Chiarezza sul mix energetico
Tenendo conto del “sempre maggiore interesse che l'utente finale mostra in merito alle tematiche di natura ambientale e all'utilizzo delle fonti energetiche rinnovabili”, il decreto introduce a partire dal 2010 l'obbligo, per le imprese di distribuzione dell'energia elettrica, di fornire ai clienti finali, nelle fatture e nei materiali promozionali, le informazioni sulla composizione del mix energetico utilizzato per la produzione dell'energia elettrica. In particolare, si legge nel decreto, si dovrà tener conto “della effettiva composizione del mix energetico utilizzato nei Paesi esteri per la produzione dell'elettricità importata in Italia”.
In questo modo i consumatori potranno scegliere il fornitore non solo in base all'offerta più vantaggiosa, ma anche rispetto alla qualità dell'energia, ricavata da fonti rinnovabili, carbone, gas naturale, prodotti petroliferi, oppure prodotta attraverso il nucleare, la termovalorizzazione dei rifiuti o altre fonti.
Obblighi nei confronti del Gse
Inoltre a partire dal 2011, entro il 31 marzo di ciascun anno, le imprese di vendita dovranno comunicare al Gestore dei Servizi Elettrici (Gse), relativamente all'anno precedente: la quantità complessiva di energia elettrica venduta, di energia elettrica Cip6 di cui il venditore è risultato titolare, di elettricità acquistata in Italia mediante una contrattazione bilaterale da produttori, al netto dell'energia certificata come rinnovabile; dovranno indicare anche l'energia elettrica importata, sempre indicando le fonti utilizzate. Inoltre, dal 2012 le imprese di vendita dovranno comunicare anche la quota di elettricità venduta nell'anno precedente ottenuta attraverso la cogenerazione ad alto rendimento.
Informazioni sull'impatto ambientale
Il decreto del Mse introduce anche l'obbligo di fornire i dati sull'impatto ambientale della produzione di elettricità al fine di conseguire risparmi negli usi finali di energia.

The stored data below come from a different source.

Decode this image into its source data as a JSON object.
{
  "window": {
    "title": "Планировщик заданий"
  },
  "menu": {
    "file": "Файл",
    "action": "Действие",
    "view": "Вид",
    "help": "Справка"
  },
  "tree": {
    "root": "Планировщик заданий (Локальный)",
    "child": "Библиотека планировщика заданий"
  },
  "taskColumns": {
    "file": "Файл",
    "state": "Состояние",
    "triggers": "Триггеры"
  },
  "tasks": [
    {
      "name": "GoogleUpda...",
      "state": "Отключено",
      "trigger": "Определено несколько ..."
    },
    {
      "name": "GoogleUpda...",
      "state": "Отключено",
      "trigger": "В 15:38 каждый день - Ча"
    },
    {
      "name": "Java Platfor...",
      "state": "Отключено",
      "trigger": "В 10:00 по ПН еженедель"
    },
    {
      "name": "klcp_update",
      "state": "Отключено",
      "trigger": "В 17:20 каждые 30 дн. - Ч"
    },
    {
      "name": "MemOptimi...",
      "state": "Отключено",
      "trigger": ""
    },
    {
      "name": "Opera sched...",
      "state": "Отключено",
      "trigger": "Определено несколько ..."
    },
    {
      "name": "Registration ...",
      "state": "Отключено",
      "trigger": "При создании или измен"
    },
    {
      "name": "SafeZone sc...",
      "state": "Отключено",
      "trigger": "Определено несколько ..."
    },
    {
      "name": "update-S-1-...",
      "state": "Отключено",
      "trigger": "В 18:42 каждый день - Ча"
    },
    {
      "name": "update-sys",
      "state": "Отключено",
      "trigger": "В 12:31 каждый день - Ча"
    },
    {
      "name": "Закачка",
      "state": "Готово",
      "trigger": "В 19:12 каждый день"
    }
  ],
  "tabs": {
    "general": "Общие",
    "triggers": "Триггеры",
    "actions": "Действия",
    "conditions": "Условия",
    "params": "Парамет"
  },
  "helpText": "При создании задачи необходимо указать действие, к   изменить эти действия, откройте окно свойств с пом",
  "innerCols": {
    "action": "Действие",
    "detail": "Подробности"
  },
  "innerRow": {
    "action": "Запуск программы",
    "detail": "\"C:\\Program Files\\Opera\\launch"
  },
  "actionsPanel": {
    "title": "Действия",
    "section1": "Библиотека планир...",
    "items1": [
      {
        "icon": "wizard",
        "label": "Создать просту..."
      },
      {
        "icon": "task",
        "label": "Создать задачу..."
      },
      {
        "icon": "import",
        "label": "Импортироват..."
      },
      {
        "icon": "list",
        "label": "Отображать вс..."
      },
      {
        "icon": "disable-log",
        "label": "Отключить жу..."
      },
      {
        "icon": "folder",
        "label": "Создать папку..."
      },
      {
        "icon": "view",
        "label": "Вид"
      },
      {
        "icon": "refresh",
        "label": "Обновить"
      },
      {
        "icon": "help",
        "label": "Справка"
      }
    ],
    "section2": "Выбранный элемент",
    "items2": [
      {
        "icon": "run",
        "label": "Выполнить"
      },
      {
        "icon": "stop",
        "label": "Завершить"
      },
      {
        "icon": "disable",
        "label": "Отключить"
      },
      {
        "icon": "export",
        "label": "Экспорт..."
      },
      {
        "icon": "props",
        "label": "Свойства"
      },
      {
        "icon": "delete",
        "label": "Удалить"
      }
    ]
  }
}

Il ministero dello Sviluppo economico, anche avvalendosi del Gse e di Terna, e il ministero dell'Ambiente, anche avvalendosi di Ispra, dovranno indicare sui propri siti internet “i principali riferimenti, compresi documenti, siti internet o numeri verdi di istituzioni qualificate, recanti informazioni sull'impatto ambientale della produzione di energia elettrica, nonché informazioni utili per la promozione, da parte dei clienti finali, di azioni finalizzate al risparmio energetico”.